春曉立即喝問:「是誰?在幹什麼?」
小太監回過頭,不是別人,正是慕昀。
他慌張地跪在地上,結結巴巴答:「回……回姑姑的話,奴……奴才來擦茶具……」
春曉皺眉。
角落裡確實擺著一箱子茶具,是從玉京專程帶來的,本來是怕主子們喝不慣草原上的奶茶,預備著煮茶用的,但來了之後,常用的只有那一套雨過天青的成窯茶具,其他的都閒置了,箱子也就沒打開過,根本沒有擦的必要。
況且就算要擦,也輪不著他來擦。
雖然慕昀已經安分守己了三年,但皇帝對他還是頗為忌憚,平時不僅派小順子監視他的一舉一動,還不允許他進寢殿伺候。

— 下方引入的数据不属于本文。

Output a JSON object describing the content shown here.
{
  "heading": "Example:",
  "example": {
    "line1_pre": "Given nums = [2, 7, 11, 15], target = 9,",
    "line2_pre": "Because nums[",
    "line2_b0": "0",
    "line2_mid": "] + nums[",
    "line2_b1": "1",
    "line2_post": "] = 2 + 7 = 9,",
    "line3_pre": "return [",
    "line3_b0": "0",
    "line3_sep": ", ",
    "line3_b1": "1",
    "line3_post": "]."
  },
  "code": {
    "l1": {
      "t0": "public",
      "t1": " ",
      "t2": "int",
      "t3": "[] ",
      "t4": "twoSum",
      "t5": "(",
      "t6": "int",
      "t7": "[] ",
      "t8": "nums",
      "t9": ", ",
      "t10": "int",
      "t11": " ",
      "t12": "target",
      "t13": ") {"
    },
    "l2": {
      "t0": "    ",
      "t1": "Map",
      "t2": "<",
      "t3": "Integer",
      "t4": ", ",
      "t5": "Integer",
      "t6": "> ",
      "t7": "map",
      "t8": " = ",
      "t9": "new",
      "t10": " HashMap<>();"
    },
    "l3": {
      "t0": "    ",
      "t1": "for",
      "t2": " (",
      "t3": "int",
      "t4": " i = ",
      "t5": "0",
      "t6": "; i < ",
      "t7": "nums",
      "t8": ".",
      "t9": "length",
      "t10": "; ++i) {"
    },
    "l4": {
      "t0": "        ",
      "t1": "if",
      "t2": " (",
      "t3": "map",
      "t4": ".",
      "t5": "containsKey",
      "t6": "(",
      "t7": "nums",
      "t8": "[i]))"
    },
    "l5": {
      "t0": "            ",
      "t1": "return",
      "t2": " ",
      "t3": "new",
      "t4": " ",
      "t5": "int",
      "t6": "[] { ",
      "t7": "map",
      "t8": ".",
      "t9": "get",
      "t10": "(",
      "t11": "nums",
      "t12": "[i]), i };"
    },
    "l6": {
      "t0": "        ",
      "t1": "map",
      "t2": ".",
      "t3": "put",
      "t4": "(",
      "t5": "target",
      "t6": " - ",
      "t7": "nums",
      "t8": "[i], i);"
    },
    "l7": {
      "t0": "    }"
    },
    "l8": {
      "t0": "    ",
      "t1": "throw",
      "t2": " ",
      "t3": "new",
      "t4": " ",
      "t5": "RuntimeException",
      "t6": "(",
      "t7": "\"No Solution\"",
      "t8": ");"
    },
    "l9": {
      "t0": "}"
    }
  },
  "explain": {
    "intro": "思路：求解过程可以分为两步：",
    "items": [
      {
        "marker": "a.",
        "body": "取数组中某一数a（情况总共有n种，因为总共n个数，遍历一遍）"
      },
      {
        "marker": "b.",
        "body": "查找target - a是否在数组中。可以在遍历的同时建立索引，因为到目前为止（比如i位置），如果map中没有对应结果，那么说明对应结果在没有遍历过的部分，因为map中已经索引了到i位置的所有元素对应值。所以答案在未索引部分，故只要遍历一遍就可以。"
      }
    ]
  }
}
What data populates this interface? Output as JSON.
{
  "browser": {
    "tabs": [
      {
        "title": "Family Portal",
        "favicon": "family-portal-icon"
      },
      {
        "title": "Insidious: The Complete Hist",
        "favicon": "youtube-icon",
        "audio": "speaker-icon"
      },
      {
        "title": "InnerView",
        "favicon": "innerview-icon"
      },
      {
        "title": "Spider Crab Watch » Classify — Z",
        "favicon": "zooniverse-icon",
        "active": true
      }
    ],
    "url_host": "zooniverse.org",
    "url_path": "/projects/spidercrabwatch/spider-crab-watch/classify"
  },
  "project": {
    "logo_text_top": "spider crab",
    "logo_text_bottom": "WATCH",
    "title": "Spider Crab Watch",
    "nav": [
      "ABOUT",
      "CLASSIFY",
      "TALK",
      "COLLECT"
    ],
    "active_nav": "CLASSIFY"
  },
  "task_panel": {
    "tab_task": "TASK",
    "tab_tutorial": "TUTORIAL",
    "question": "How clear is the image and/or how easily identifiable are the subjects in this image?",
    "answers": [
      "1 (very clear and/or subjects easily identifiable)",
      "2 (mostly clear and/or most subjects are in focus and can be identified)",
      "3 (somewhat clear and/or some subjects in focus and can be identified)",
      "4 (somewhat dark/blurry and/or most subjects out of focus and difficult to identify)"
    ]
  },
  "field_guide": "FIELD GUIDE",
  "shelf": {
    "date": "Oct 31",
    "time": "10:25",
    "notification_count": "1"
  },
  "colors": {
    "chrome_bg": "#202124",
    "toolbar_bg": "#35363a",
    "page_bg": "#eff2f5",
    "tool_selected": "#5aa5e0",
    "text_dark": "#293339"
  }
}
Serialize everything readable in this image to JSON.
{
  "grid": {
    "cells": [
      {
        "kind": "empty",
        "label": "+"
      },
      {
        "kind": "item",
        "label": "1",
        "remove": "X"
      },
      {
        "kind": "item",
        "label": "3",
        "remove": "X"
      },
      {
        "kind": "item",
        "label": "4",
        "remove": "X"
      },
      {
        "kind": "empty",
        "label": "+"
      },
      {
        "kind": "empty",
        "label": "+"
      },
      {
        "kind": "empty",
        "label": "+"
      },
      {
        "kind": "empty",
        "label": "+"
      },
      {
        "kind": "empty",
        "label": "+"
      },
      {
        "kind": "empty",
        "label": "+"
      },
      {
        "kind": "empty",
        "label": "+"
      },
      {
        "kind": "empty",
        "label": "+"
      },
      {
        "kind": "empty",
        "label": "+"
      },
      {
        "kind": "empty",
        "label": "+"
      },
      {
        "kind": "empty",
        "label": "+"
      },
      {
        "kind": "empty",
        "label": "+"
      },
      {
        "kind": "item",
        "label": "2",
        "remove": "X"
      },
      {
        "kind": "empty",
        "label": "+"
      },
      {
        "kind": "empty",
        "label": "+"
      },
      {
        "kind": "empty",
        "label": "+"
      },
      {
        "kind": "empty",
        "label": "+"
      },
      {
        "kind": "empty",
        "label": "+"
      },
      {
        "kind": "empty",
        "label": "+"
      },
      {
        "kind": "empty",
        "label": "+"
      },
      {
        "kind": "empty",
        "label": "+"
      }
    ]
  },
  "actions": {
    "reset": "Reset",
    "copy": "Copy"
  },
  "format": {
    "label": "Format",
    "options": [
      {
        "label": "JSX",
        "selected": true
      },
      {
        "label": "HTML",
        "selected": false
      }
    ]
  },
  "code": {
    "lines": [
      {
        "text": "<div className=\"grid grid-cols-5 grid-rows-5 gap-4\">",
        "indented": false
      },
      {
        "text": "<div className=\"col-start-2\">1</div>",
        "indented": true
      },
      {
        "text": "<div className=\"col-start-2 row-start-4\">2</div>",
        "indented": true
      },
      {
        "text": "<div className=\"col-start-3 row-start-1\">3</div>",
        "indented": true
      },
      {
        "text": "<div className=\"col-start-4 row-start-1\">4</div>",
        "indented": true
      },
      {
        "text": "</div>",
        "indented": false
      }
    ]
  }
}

春曉估計他又是被哪個人捉弄了,慫恿他闖入王帳來,這幸好是被她們瞧見,若是被皇帝撞見了,恐怕就沒活命的機會了。
春曉正想說他兩句,婉瑛突如其來地開了口。
「昀弟。」
聽見這聲久遠的稱呼,慕昀就像想起了什麼可怕的回憶,身子劇烈地發起抖來,額頭貼在地上。
「奴……奴才是污穢之人,不敢高攀娘娘……」
「你想回家嗎?」婉瑛打斷他。
回家是什麼意思?終於還是要賜死他嗎?
帳中有一瞬間的死寂,慕昀身子癱軟成泥,渾身冷汗淋漓,磕頭哭道:「娘娘饒命……」
婉瑛垂眸看著他。
對於這個弟弟,她其實沒有太深的感情,當然也沒有多強烈的恨意,從前他確實仗著爹娘的寵愛在她面前作威作福,但那都是小時候的事了。婉瑛並不是記仇的性子,更不會恨屋及烏,他變成如今這般模樣,原因只在於他是虞夫人的兒子而已。
失去身體一部分的弟弟,仿佛也失去了一部分男子氣概,今年十七歲的他,身體骨架卻依然小巧纖細,像個長不大的孩子,下巴光潔,長不出鬍子,神情總是畏畏縮縮,說話時不敢直視人的目光,像只活在陰溝里的老鼠。
婉瑛在他身上看見了過去的自己,她知道,這是長期暴力在身體裡留下的痕跡。